Due to increasing demand, more and more manufacturers are joining the widescreen revolution. Standard TV's and computer displays utilize a 4:3 (or 1.33:1) aspect ratio – this is also the standard display type for notebook computers.
Standard 4:3 Aspect Ratio
The standard 4:3 aspect ratio has been in use by notebook computer displays for a long time and is offered in the popular screen resolutions of:
- 800 x 600 (SVGA)
Note: Resolutions higher than 1024 x 768 can only be found in displays sized 14 inches or above. Ultraportable and Thin-and-Light notebooks with displays sized under 14 inches will be unable to satisfy customers with high-resolution display requirements.
Using a 16:9 or 16:10 aspect ratio widescreen displays can generally display about 25% more content than a standard display. Manufacturers offer lots of sizes, starting from 8.9", 10.6", 11.1", 12.1", 13.3", 14", 15.4", to 17". These sizes are all very popular and even larger sizes are in the pipeline.
When used for entertainment, DVD movies in particular, a widescreen display is in its element as it shows widescreen movies in their intended 16:9 aspect ratio. This means a bigger picture, more comfort and thinner or no black bands on either side of the picture.
The widescreen display also makes it easier to edit and view panoramic images and may eliminate horizontal scrolling on your computer altogether. When editing images of normal 4:3 aspect ratio, you can simply place your GUI tools/utilities in the unused spaces on either side of an image. In any case, a widescreen display can help you increase work (and play) efficiency.
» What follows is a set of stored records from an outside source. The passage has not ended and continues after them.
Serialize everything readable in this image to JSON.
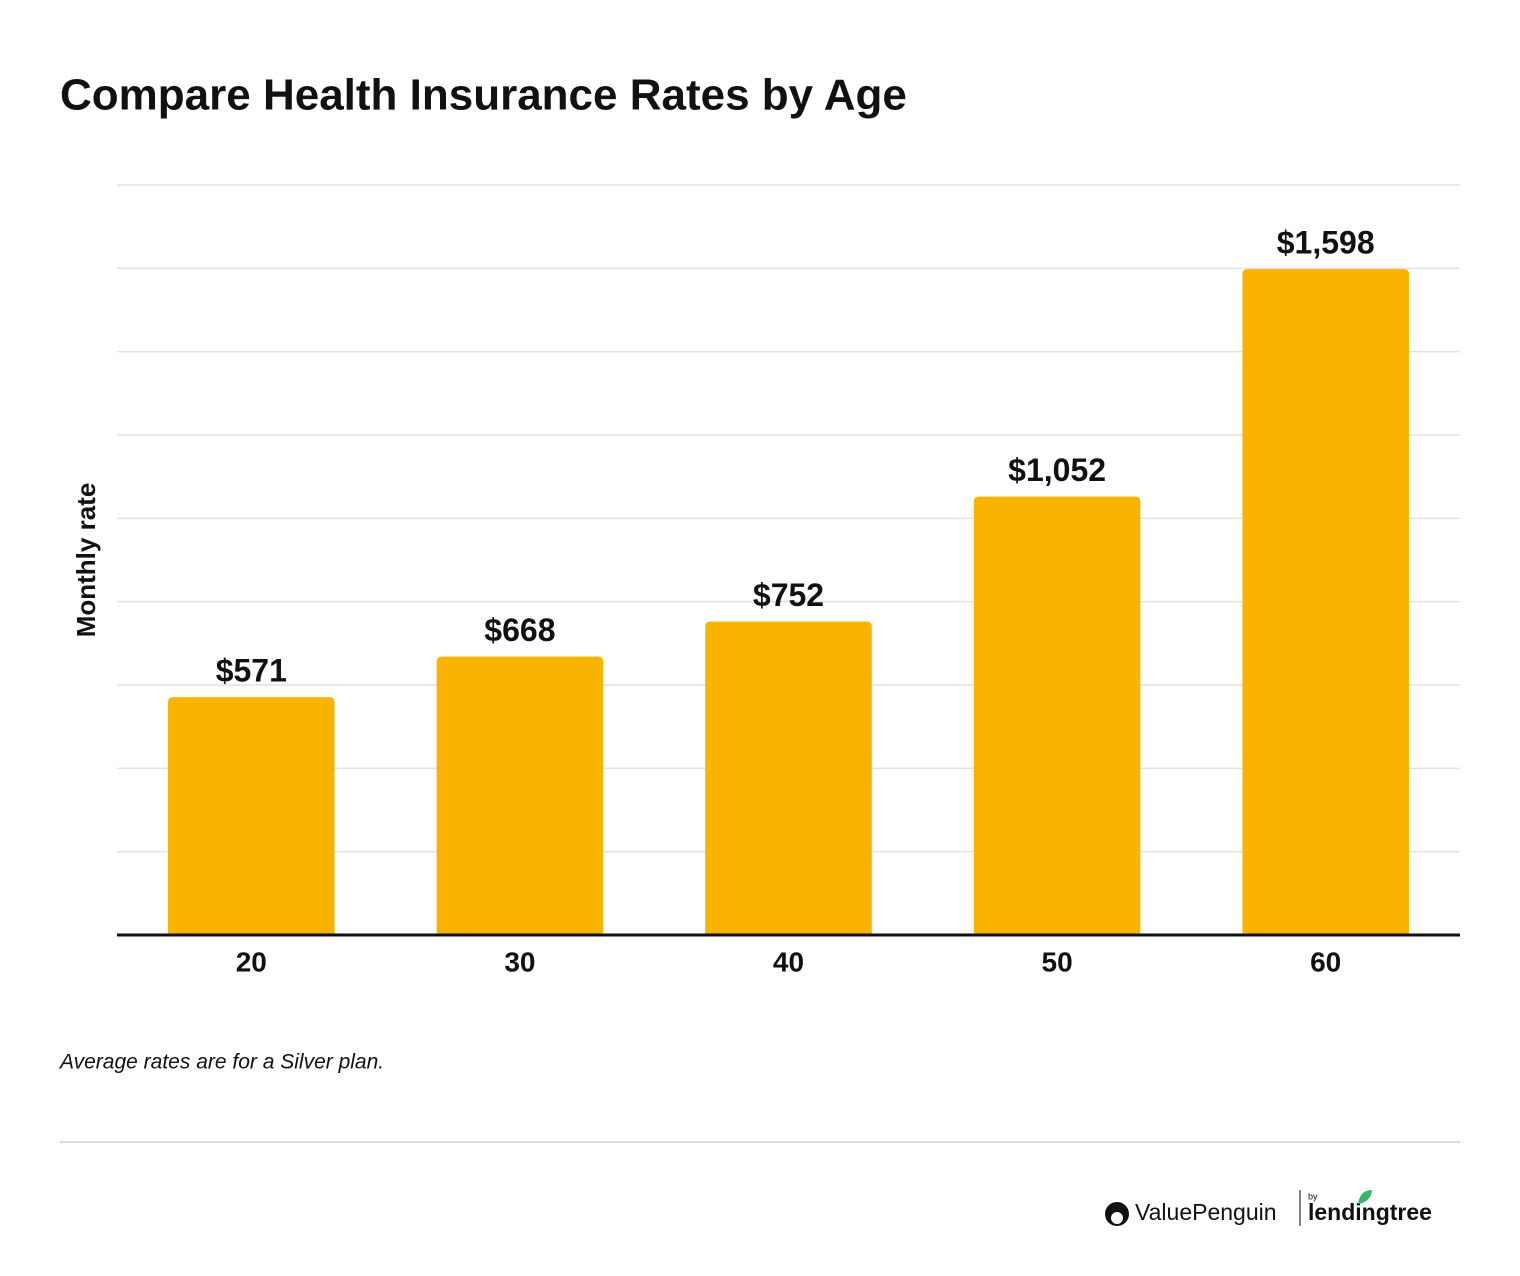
{
  "chart_data": {
    "type": "bar",
    "title": "Compare Health Insurance Rates by Age",
    "y_label": "Monthly rate",
    "categories": [
      "20",
      "30",
      "40",
      "50",
      "60"
    ],
    "values": [
      571,
      668,
      752,
      1052,
      1598
    ],
    "value_labels": [
      "$571",
      "$668",
      "$752",
      "$1,052",
      "$1,598"
    ],
    "color": "#f8b400",
    "ylim": [
      0,
      1800
    ],
    "yticks": [
      0,
      200,
      400,
      600,
      800,
      1000,
      1200,
      1400,
      1600,
      1800
    ],
    "grid": true,
    "footnote": "Average rates are for a Silver plan."
  },
  "logo": {
    "brand": "ValuePenguin",
    "by": "by",
    "parent": "lendingtree"
  }
}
Another benefit of the widescreen display is evident when it comes to serious work – the ability to display two windows side by side and to drag and drop (or copy n' paste) data without having to switch windows is priceless.
Here are the common resolutions found in widescreen displays:
1280 x 768 & 1280 x 800
1280 x 768 (16:9.5) and 1280 x 800 (16:10) are the two most common resolutions used in 10.6, 12.1, 13.3, 14, and 15.4-inch entry-level widescreen notebook computers. They provide about a 25% increase in onscreen content compared to screens of 1024 x 768 resolution.
1366 x 768
This resolution provides a 16:9 aspect ratio and the perfect widescreen DVD movie experience with no more annoying black bands above and below the picture. It is currently available in the 11.1" VAIO Type TX widescreen notebook.
1440 x 900
This resolution (16:10) is found in 17" notebooks only and is positioned as entry level in 17" widescreen notebooks.
1680 x 1050
This is currently the mainstream resolution (also 16:10) for 17" widescreen notebook computer displays. Users will experience a 35% increase in onscreen content compared to normal 17" screens using a resolution of 1280 x 1024.
1920 x 1200
This is the pinnacle for current 17" widescreen notebook displays, and provides a 75% increase in onscreen content when compared to a normal 17" screen of 1280 x 1024 resolution. The resolution is a perfect fit for 1080p and 1080i (1920 x 1080 16:9) HDTV.